The Geography of You and Me(56)



Dad was standing a few feet away, still gripping the bouquet. “Do you think she’d be okay with it?” he asked after some time had passed, and Owen looked over sharply. It had been nearly an hour since either of them had spoken. “We could have stayed, you know. We could have just gotten over ourselves and lived in the house. I’d have found a job eventually, I’m sure. But taking off like that…” He shrugged his thin shoulders. “I think she wouldn’t have minded the New York part, if that had worked, but I’m not sure about the rest of it.”

“She’d have been fine with it,” Owen said quietly. “She loved the years you were on the road.”

Dad’s frown deepened. “Yeah, but we were adults.”

“Barely.”

“We were having an adventure.”

“So are we,” Owen said with a little smile.

“I’ve had you in four different schools this year. She would’ve hated that. She would’ve wanted you to have a normal senior year.”

“None of this is normal,” Owen said, his eyes on the grave. “Or maybe all of it is. It’s kind of hard to tell anymore.”

They stood there for a long time. A couple of squirrels darted past, using the gravestones in their game of hide-and-seek, and when the wind picked up, rustling the cellophane on the bouquet, Dad glanced down, surprised to find it still in his arms. He took a step forward and laid it on the stone, then backpedaled until he was at Owen’s side.

“Let’s go,” he said, and though his voice was soft, Owen could still hear the unspoken word at the end of it: home.

It was a short drive, not nearly long enough to recover from their last stop and prepare themselves for the next.

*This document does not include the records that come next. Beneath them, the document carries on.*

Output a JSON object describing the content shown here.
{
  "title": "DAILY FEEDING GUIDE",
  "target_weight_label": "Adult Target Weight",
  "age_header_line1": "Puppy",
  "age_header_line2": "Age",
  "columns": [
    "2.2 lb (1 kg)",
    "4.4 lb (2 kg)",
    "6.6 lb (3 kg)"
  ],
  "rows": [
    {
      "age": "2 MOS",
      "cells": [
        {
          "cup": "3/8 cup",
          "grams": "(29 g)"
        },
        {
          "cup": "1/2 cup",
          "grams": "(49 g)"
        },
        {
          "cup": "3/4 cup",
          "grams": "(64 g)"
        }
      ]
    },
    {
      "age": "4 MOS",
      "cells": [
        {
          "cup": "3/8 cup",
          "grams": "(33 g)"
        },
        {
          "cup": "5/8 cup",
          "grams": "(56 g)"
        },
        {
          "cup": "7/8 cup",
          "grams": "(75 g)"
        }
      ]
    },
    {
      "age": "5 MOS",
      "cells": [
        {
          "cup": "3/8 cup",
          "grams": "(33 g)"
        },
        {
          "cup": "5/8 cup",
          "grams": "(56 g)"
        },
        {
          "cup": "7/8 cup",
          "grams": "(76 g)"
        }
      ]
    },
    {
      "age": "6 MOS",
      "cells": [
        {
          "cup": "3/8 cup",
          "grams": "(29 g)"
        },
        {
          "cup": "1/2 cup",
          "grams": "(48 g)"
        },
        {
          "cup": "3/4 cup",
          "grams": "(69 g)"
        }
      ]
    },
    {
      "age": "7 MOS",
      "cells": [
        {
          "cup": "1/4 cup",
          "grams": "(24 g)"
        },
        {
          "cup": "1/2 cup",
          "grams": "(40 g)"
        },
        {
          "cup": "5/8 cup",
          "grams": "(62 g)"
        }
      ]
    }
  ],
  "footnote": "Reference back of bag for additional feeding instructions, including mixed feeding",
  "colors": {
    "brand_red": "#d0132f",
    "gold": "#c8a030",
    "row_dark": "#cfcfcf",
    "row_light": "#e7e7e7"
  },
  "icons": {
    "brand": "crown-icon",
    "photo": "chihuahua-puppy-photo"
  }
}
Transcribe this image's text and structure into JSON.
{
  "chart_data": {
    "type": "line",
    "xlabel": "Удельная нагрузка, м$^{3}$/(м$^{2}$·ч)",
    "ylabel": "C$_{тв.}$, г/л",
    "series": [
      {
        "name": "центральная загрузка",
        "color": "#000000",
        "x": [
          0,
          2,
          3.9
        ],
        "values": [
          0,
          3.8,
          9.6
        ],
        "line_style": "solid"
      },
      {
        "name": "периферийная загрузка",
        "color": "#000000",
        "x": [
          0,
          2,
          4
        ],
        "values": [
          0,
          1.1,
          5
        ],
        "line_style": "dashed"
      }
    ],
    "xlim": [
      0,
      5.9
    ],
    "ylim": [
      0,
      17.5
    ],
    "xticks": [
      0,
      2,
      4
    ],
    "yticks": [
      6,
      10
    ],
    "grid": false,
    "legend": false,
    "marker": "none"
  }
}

When they pulled onto their old street, Owen could see Dad’s fingers tense on the wheel, and as the house came into sight, he was overcome by a wave of sadness more powerful than anything he’d felt at the cemetery. Even from here, he could already tell: It was the same house; it just wasn’t their home anymore.

Maybe it had started the moment she died, or maybe it was when they left. But now, as they parked out front and Owen stepped out of the car, he could see that the transition was complete. This house that they’d all loved, the house his parents had always dreamed of—with its green siding and white trim and wraparound porch—had been left empty for too long. One of their neighbors had been checking in on it from time to time, and there had been a few scattered showings with the real estate agent, but for the most part, it had simply sat here through seven months without them, through a Halloween without trick-or-treaters, a Thanksgiving without the smell of turkey, a Christmas without the uneven lights Dad always put up around the windows.

When they opened the door, they were suddenly like strangers, like neighbors, like visitors. The house was cold, the air gone out of the place, and as they moved through it, Owen realized that in spite of all the stuff—the furniture and the utensils and the curtains, the picture frames and the bedding and the books—the real measures of their lives here were now well and truly gone.

On the kitchen table, there was a sloping pile of mail. It was a mess of catalogs and bills and envelopes, most of it probably junk, but Owen also knew that his college letters would be in there, too. If he’d wanted to, he could have checked online already; the schools had sent him long chains of user names and passwords, instructions with dates and times, but Owen hadn’t been in a rush. Soon enough, his shapeless future would start to mold itself into something more concrete. In the meantime, he was in no hurry.

Over the past months, their neighbor—an elderly man who used to bring them fresh-cut flowers from his garden every spring—had been forwarding batches of mail each time they settled somewhere long enough to let him know. But when they found out the house had sold, Dad called and said he could stop. They’d be there soon to collect the rest themselves.

And now here they were.

Dad walked over to the pile, trailing his fingers across the top, and Owen could see that he was glad for the distraction, for something to focus on before the walls of the house could close in around them.

“Big moment,” he said quietly, and Owen felt a brief urge to laugh. Standing in their old house, just after a visit to his mother’s grave, he thought this seemed like the smallest moment possible.

“I guess,” he managed, and Dad nudged the pile.

“Should we go fishing?”

“Only if you think we’ll catch something.”

“I have a pretty good feeling,” he said, tossing a catalog aside as he started to go through the stack. The first envelope he pulled out was large and rectangular, and it had the UC Berkeley emblem in the corner. When Dad held it up in the square of light from the window, Owen could see the dust motes floating around it. “Looks promising,” Dad said, sliding it across the table. “Let’s see what else we’ve got.”

Before long, there were six envelopes stacked neatly between them, all of them roughly the same size and thickness. They stared at them for a few moments, and Owen blinked a few times.

“Well,” he said finally.

Dad grinned. “Well.”

For other kids his age, Owen knew this was a big deal. The arrival of a thick envelope, the unveiling of the acceptance letter, the jumping up and down, the anticipation about what the next year would bring. But though he tried to summon some kind of joy, that lightness you were supposed to feel at moments like these, his stubborn heart refused to budge.